1. PRELIMINAR. NULIDADE. NEGATIVA DE PRESTAÇÃO JURISDICIONAL. REPOUSO SEMANAL REMUNERADO IN Nº 40 DE 16/4/2016. NÃO CONHECIMENTO.

O recurso de revista não foi admitido quanto aos temas em epígrafe e o reclamante não cuidou de interpor agravo de instrumento, conforme exigência da IN nº 40 desta Corte Superior, com vigência a partir de 16/4/2016, que dispõe no sentido de que "admitido apenas parcialmente o recurso de revista, constitui ônus da parte impugnar, mediante agravo de instrumento, o capítulo denegatório da decisão, sob pena de preclusão".

Recurso de revista de que não se conhece.

2. DIFERENÇAS SALARIAIS. ISONOMIA. REGULAMENTOS DE PESSOAL DISTINTOS. RESOLUÇÃO Nº 2.151/2008 DO BRDE. REEXAME DE FATOS E PROVAS. SÚMULA Nº 126. NÃO CONHECIMENTO.

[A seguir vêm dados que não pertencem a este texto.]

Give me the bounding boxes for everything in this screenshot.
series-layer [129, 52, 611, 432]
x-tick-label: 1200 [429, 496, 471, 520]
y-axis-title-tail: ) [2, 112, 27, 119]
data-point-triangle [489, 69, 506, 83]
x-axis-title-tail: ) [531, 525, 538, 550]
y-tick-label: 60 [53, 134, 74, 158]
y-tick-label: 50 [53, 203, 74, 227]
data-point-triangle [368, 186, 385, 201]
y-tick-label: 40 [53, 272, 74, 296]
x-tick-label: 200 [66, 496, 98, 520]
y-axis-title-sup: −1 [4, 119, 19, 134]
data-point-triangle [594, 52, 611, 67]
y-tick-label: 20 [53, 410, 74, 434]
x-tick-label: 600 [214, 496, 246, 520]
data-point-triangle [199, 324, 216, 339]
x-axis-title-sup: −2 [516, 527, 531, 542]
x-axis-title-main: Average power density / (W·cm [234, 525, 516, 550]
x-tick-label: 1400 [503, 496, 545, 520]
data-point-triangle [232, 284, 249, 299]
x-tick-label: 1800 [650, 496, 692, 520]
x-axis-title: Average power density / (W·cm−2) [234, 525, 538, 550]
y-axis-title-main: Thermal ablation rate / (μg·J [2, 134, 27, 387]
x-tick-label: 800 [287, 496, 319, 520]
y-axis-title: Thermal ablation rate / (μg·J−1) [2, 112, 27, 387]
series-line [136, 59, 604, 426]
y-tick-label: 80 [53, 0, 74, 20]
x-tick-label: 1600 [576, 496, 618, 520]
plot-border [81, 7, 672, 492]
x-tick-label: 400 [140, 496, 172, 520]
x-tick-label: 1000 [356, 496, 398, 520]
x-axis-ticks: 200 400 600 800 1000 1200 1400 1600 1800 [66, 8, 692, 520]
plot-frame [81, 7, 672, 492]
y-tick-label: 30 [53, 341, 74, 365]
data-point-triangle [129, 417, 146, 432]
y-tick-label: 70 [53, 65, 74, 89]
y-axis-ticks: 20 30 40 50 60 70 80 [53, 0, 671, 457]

Discute-se se a Resolução nº 2.151/2008 do BRDE, que reestruturou a tabela de cargos e salários aplicada ao Regulamento de Pessoal II (RP-II), elevando o padrão salarial, por faixa, em decorrência da eliminação de 10 níveis da carreira, violou o princípio da isonomia, mediante a concessão velada de reajuste salarial linear aos empregados vinculados ao Regulamento de Pessoal II (RP-II), em detrimento do pessoal mais antigo, regido pelo Regulamento de Pessoal I (RP-I).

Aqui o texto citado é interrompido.